A large team of scientists from a number of institutions contributed to the study, which was led by the Scottish Association for Marine Science. They compiled a comprehensive assessment of how ocean heating is affecting the mix of species in the ocean. They studied a range of fish plankton, crustaceans and other invertebrates in the North Atlantic and North Pacific oceans. They analysed three million records of thousands of species from 200 ecological communities across the globe from 1985 to 2014.
“The changes we’re observing ripple throughout local and global economies all the way to our dinner plates,” said co-author Malin Pinsky, an associate professor in the Department of Ecology, Evolution, and Natural Resources at Rutgers University-New Brunswick. “We found dramatic evidence that changing temperatures are already reshaping communities of ocean organisms. We found that warm-water species are rapidly increasing and cold-water marine species are decreasing as the global temperature rises. Changes like this are often disrupting our fisheries and ocean food chains.”
The team of scientists also found evidence that species in some areas avoid population declines by seeking refuge in cooler, deeper waters.
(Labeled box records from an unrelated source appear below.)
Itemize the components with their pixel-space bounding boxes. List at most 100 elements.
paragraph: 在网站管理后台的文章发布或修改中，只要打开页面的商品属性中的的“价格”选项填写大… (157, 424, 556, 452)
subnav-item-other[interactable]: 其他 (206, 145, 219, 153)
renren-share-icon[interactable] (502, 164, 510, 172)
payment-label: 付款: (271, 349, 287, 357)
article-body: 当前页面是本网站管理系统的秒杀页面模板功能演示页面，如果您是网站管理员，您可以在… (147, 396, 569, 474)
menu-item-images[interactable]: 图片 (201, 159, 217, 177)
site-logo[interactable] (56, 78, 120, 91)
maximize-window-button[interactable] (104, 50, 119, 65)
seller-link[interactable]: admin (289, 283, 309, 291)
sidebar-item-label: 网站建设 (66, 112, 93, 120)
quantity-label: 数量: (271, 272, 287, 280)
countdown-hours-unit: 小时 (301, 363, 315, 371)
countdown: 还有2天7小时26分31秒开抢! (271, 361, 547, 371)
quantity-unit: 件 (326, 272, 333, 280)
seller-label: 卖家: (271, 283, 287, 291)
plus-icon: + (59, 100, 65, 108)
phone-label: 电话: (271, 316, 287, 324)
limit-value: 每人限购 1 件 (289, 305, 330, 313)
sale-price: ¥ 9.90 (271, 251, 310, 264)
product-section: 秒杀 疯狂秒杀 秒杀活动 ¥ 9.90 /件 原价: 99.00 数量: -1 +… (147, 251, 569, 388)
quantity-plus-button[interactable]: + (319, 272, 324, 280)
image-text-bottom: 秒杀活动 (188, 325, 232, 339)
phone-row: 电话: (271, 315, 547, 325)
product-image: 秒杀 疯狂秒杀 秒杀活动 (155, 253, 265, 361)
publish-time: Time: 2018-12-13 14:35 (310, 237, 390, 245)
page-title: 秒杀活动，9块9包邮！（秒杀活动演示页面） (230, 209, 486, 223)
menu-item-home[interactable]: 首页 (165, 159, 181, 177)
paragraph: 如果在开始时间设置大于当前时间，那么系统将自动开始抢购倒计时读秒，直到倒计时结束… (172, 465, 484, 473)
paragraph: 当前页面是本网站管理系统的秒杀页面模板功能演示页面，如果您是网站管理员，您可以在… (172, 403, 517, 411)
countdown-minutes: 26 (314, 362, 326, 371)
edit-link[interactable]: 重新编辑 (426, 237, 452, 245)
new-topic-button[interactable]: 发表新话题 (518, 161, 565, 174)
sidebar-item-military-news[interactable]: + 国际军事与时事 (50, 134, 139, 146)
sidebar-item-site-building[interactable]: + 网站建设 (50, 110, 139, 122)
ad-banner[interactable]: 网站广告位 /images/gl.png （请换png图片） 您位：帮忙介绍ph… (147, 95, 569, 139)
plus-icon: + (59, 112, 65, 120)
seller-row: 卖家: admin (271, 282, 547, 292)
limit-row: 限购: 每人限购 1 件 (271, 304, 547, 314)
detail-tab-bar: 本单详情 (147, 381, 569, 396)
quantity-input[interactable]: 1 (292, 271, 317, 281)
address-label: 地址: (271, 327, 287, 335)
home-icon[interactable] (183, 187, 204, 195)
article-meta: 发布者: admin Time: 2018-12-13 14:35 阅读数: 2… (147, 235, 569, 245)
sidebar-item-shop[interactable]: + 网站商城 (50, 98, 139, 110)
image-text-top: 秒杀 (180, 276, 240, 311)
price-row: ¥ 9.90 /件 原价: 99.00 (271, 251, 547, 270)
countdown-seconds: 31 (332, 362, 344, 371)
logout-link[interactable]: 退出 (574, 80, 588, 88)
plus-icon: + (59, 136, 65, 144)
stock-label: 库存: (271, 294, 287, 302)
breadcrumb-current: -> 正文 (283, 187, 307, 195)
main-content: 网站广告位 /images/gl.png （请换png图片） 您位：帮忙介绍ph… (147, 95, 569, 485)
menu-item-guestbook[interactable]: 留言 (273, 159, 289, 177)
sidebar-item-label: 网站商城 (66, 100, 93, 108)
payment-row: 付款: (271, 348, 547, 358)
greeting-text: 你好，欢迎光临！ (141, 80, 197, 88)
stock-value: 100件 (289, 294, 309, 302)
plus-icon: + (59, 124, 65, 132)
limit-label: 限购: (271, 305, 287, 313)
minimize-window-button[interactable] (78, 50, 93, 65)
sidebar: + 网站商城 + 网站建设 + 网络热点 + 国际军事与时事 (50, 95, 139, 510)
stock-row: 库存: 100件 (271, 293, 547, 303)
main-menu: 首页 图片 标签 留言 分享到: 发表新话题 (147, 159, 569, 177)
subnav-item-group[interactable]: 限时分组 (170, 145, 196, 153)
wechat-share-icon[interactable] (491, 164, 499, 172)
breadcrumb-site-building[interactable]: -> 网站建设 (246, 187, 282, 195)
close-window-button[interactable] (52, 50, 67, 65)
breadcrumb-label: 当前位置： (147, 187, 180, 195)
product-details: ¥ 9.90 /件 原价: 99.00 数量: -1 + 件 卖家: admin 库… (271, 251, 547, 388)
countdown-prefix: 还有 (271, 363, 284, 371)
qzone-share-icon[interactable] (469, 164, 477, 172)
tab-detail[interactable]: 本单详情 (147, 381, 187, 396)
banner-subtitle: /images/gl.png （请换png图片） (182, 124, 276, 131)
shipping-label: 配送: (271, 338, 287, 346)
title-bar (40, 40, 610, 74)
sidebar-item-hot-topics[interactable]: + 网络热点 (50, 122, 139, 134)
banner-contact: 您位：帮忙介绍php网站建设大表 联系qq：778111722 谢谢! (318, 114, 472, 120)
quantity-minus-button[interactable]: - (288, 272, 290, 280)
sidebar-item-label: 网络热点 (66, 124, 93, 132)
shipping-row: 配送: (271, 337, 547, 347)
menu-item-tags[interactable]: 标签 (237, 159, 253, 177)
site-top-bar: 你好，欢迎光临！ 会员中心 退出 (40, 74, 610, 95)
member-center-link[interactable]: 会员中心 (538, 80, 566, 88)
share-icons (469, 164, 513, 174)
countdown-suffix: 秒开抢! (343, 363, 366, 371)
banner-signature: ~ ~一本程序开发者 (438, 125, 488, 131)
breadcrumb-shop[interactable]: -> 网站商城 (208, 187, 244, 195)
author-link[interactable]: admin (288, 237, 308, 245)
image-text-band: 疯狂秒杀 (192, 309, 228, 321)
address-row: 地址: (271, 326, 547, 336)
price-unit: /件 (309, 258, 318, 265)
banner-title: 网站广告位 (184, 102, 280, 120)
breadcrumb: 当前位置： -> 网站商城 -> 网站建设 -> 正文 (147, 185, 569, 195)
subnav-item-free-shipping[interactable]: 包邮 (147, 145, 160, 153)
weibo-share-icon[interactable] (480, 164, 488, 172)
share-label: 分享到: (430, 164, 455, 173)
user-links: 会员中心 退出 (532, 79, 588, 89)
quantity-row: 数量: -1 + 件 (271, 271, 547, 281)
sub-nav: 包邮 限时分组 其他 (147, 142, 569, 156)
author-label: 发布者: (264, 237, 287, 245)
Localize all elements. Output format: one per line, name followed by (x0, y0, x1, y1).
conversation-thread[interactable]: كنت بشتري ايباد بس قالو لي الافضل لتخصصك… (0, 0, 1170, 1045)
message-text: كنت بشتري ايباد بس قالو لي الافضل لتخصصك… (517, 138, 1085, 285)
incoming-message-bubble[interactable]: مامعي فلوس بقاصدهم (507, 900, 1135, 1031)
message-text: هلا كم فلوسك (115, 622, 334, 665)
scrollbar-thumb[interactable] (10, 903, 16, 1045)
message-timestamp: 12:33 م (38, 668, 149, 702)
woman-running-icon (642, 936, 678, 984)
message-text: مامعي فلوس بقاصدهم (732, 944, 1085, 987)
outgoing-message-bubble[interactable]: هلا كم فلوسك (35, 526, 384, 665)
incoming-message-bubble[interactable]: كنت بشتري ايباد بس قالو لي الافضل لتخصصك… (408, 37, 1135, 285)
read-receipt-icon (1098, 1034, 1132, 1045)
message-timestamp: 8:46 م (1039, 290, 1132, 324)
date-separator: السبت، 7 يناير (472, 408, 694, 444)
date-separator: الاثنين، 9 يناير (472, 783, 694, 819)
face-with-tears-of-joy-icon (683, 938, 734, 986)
They discovered that regions with stable temperatures show little change in species dominance, while heating areas are experiencing strong shifts toward the dominance of warm-water species.
“We’re now trying to understand how the changes we see in the ocean compare with those on land and in freshwater ecosystems,” added Pinsky.
Unsurprisingly, temperature is a fundamental driver for change in marine systems, with the restructuring of communities appearing most prominently in the most rapidly heating waters.